A disputa judicial envolvendo o Projeto Potássio Autazes permanece longe de uma definição definitiva e hoje se desenvolve em diferentes frentes na Justiça Federal.
Enquanto uma ação civil pública ajuizada pelo Ministério Público Federal em 2016 aguarda nova decisão da 1ª Vara Federal do Amazonas, recursos relacionados a um segundo processo, instaurado em 2024 para questionar licenças de instalação do empreendimento, continuam em tramitação no Tribunal Regional Federal da 1ª Região (TRF-1).
O processo mais antigo, que discute a validade do licenciamento ambiental do projeto, voltou recentemente à conclusão para decisão após a apresentação de novas manifestações pelas partes.
Em petição protocolada em maio, o MPF reiterou pedidos para reconhecimento da competência do Ibama no licenciamento, declaração de nulidade da Licença Prévia nº 54/2015 e dos atos posteriores de licenciamento, além da realização de consulta considerada válida às comunidades indígenas potencialmente afetadas pelo empreendimento.
O órgão também sustentou a existência de irregularidades no procedimento consultivo adotado ao longo dos últimos anos.
Dias depois, o Conselho Indígena Mura (CIM) apresentou manifestação em sentido contrário. A entidade afirmou representar a maioria das aldeias de Autazes e defendeu a legitimidade do processo de consulta realizado, sustentando que o apoio ao empreendimento decorreu de deliberação tomada pelas próprias comunidades indígenas após assembleias e debates internos.
O documento também contesta alegações de invalidade do procedimento e pede que a Justiça considere a posição majoritária manifestada pelas aldeias favoráveis ao projeto.

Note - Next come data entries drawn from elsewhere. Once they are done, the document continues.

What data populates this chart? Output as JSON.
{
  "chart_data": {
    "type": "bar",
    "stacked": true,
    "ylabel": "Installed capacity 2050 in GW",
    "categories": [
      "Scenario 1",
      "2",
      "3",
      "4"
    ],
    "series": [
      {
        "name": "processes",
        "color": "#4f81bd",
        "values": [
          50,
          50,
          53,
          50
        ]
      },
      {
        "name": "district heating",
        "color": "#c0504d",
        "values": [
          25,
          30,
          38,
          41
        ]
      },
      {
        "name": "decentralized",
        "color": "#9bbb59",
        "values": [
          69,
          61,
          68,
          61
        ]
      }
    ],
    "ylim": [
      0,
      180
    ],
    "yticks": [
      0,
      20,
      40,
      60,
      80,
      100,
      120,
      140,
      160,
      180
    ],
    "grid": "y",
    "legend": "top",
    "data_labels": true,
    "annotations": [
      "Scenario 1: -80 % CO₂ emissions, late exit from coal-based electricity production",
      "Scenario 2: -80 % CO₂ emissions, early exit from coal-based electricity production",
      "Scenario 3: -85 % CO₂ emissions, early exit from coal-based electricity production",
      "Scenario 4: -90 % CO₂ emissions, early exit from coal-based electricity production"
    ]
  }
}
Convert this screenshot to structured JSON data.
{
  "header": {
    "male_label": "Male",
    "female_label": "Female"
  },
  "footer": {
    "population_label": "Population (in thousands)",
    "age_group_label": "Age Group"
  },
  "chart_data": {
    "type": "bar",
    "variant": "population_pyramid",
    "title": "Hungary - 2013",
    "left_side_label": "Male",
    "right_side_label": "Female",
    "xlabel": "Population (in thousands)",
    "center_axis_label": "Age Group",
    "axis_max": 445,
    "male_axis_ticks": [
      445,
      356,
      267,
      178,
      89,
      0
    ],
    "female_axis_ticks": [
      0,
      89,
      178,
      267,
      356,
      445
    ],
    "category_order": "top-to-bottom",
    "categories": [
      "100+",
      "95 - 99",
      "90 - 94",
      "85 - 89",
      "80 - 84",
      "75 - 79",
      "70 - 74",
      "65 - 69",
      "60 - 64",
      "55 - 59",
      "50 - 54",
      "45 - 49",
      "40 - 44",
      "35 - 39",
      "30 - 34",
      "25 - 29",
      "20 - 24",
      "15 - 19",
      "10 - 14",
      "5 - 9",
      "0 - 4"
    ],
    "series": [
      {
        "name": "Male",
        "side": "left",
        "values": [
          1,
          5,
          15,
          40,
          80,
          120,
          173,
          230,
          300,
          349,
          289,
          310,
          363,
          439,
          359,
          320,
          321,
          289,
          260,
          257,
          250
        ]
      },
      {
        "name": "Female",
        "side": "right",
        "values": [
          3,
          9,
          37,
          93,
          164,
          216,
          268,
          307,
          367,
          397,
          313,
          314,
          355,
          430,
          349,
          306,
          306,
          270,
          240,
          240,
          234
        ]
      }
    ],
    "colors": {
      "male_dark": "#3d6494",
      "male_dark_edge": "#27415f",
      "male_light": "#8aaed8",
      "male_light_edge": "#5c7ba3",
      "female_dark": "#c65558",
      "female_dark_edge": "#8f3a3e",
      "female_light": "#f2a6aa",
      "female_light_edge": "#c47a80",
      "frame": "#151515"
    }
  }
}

Paralelamente, uma segunda controvérsia processual se desenvolve em torno da Tutela Antecipada Antecedente ajuizada pelo MPF em 2024 para questionar Licenças de Instalação concedidas ao empreendimento. Nesse processo, a Potássio do Brasil argumenta que a nova demanda reproduziria controvérsias já submetidas à Justiça na ação civil pública de 2016, defendendo a existência de litispendência ou, subsidiariamente, de continência e prejudicialidade entre os feitos.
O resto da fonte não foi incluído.